MdL Micha­el Hof­mann: “480.000 Euro für den Stadt­kern von Forch­heim”

Michael Hofmann

Micha­el Hof­mann

Bund-Län­der-Städ­te­bau­för­der­pro­gramm ‘Akti­ve Zen­tren’

Die Stadt Forch­heim hat bei der Städ­te­bau­för­de­rung Geld für die Ent­wick­lung des Stadt­kerns bean­tragt. „480.000 Euro wur­den dafür bewil­ligt“, teilt Land­tags­ab­ge­ord­ne­ter Micha­el Hof­mann mit. Kern­punk­te des För­der­an­tra­ges der Stadt waren die Sanie­rung des Rat­hau­ses und die Pla­nun­gen bezüg­lich des Kol­ping­hau­ses. Mit den Gel­dern von Bund und Land kann Forch­heim in finan­zi­ell schwie­ri­gen Zei­ten wich­ti­ge Pro­jek­te zur Erhal­tung und Ent­wick­lung des Stadt­kerns ange­hen. Ins­ge­samt waren 14 Pro­jek­te im Antrag auf­ge­li­stet.

„Das Bund-Län­der-Städ­te­bau­för­der­pro­gramm „Akti­ve Zen­tren“ ist so auf­ge­baut, dass die Stadt selbst ent­schei­den kann, wofür sie die bereit gestell­ten Mit­tel ver­wen­det“, erklärt Hof­mann. Für ihn ist die Städ­te­bau­för­de­rung eines der wich­tig­sten Instru­men­te zur För­de­rung von nach­hal­ti­ger Stadt­ent­wick­lung. „Der brei­te Hand­lungs­spiel­raum bei der Ver­wen­dung des Gel­des gibt den Ver­ant­wort­li­chen der Stadt die Mög­lich­keit, nun selbst Prio­ri­tä­ten zu set­zen. Sie kön­nen die Gestal­tung der Stadt­ent­wick­lung selbst in die Hand neh­men“, so der Abge­ord­ne­te.

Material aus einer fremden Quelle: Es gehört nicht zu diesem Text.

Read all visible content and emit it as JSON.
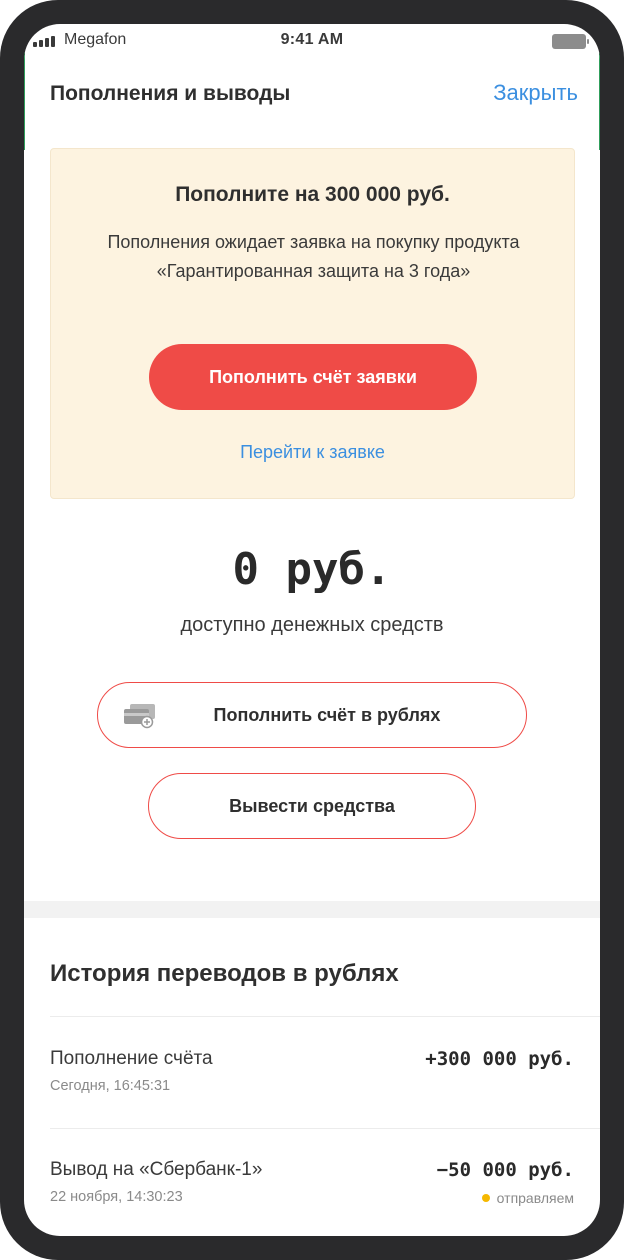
{
  "status_bar": {
    "carrier": "Megafon",
    "time": "9:41 AM"
  },
  "header": {
    "title": "Пополнения и выводы",
    "close_label": "Закрыть"
  },
  "application_card": {
    "title": "Пополните на 300 000 руб.",
    "description": "Пополнения ожидает заявка на покупку продукта «Гарантированная защита на 3 года»",
    "fund_button_label": "Пополнить счёт заявки",
    "link_label": "Перейти к заявке"
  },
  "balance": {
    "amount": "0 руб.",
    "caption": "доступно денежных средств"
  },
  "actions": {
    "topup_label": "Пополнить счёт в рублях",
    "withdraw_label": "Вывести средства"
  },
  "history": {
    "title": "История переводов в рублях",
    "transactions": [
      {
        "title": "Пополнение счёта",
        "date": "Сегодня, 16:45:31",
        "amount": "+300 000 руб.",
        "status": ""
      },
      {
        "title": "Вывод на «Сбербанк-1»",
        "date": "22 ноября, 14:30:23",
        "amount": "−50 000 руб.",
        "status": "отправляем"
      }
    ]
  },
  "colors": {
    "accent": "#ef4b47",
    "link": "#3b8fe0",
    "card_bg": "#fdf3e0",
    "status_pending": "#f5b800"
  }
}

Ein wich­ti­ges Ziel bei der Städ­te­bau­för­de­rung ist die Stär­kung von Innen­städ­ten. Bay­ern­weit ste­hen im Zen­tren­pro­gramm 2017 ins­ge­samt 112 baye­ri­schen Gemein­den För­der­mit­tel in Höhe von rund 32,3 Mil­lio­nen Euro zur Ver­fü­gung. Zusam­men mit den Inve­sti­tio­nen der Gemein­den ergibt sich zur Bewäl­ti­gung struk­tu­rel­ler Her­aus­for­de­run­gen in den zen­tra­len Stadt- und Orts­be­rei­chen ein Gesamt­in­ve­sti­ti­ons­vo­lu­men von rund 52,2 Mil­lio­nen Euro. In Ober­fran­ken inve­stie­ren Bund und Frei­staat in acht Gemein­den ins­ge­samt 4,57 Mil­lio­nen Euro.